虎子跳到他肩頭,用腦袋蹭了蹭他的脖頸,琥珀色的眸子裡帶著一絲邀功的意味,潔白的毛髮依舊一塵不染。
李凡指尖翻飛,冷靜地將十九枚儲物戒一一收起,動作利落得不帶半分拖沓。他擡眸掃過滿地屍骸,眉頭未皺,屈指一彈,數道淡金色丹火自指尖竄出,裹挾著蘊靈訣的純凈靈力,精準落在屍骸與血跡之上。

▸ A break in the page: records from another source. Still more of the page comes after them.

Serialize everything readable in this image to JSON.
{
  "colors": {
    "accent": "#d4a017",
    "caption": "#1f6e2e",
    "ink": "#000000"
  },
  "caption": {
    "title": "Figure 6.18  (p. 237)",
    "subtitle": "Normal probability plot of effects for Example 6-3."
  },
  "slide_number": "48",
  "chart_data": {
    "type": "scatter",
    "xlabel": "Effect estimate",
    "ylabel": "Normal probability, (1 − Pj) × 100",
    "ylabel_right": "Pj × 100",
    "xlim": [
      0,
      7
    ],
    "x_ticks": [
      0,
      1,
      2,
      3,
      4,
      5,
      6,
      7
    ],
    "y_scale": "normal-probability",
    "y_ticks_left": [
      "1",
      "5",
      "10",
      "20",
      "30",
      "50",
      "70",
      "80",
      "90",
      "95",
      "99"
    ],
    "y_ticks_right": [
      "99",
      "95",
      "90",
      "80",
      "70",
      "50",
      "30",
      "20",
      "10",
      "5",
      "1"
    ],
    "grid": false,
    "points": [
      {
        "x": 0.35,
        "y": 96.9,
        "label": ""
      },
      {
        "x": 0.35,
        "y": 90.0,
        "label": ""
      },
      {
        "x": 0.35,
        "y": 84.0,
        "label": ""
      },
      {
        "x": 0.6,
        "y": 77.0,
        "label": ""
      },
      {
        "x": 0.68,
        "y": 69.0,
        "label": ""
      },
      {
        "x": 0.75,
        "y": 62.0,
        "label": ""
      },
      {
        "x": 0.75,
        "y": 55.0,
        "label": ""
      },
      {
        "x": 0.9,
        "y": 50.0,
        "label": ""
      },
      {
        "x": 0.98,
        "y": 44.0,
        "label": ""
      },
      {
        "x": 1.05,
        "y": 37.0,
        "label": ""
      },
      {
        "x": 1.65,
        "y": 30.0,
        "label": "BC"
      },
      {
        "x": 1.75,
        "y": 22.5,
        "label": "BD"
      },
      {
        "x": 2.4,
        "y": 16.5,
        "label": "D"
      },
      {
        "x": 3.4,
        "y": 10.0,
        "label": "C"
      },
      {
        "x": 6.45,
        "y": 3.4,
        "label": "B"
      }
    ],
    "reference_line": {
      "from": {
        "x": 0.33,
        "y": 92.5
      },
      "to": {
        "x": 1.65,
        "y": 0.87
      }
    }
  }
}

丹火落地即燃,竄起半丈高的焰浪,將修士與靈寵的屍骸盡數裹挾。
高溫之下,皮肉骨骼迅速碳化、消融,連一絲灰燼都未曾殘留;地面上的暗紅血跡被焰浪蒸騰,化作縷縷血色霧氣,在曠野的風裡轉瞬消散,彷彿這場慘烈廝殺從未在這片土地上發生過。
做完這一切,李凡朝遠處瞥了一眼,神識中十裡外白靈風正朝這邊趕來,這人倒還算有情有義,不過現在還不是見面的時候,李凡緩緩開口,聲音依舊平淡無波:「虎子,我們走。」
話音未落,他翻手祭出飛舟,青芒一閃,一艘丈許長的靈舟懸浮於身前。
李凡足尖輕點地面,身形如柳絮般飄落在甲闆上,虎子穩穩趴在他肩頭,琥珀色的眸子掃過下方空蕩蕩的曠野,慵懶地甩了甩尾巴,潔白的毛髮在風裡微微顫動。
飛舟嗡鳴一聲,化作一道青芒劃破天際,朝著黑雲城西南方向的隱秘山洞疾馳而去,最終消失在連綿山脈的盡頭,隻留下曠野上的風聲,依舊在訴說著剛才的驚心動魄。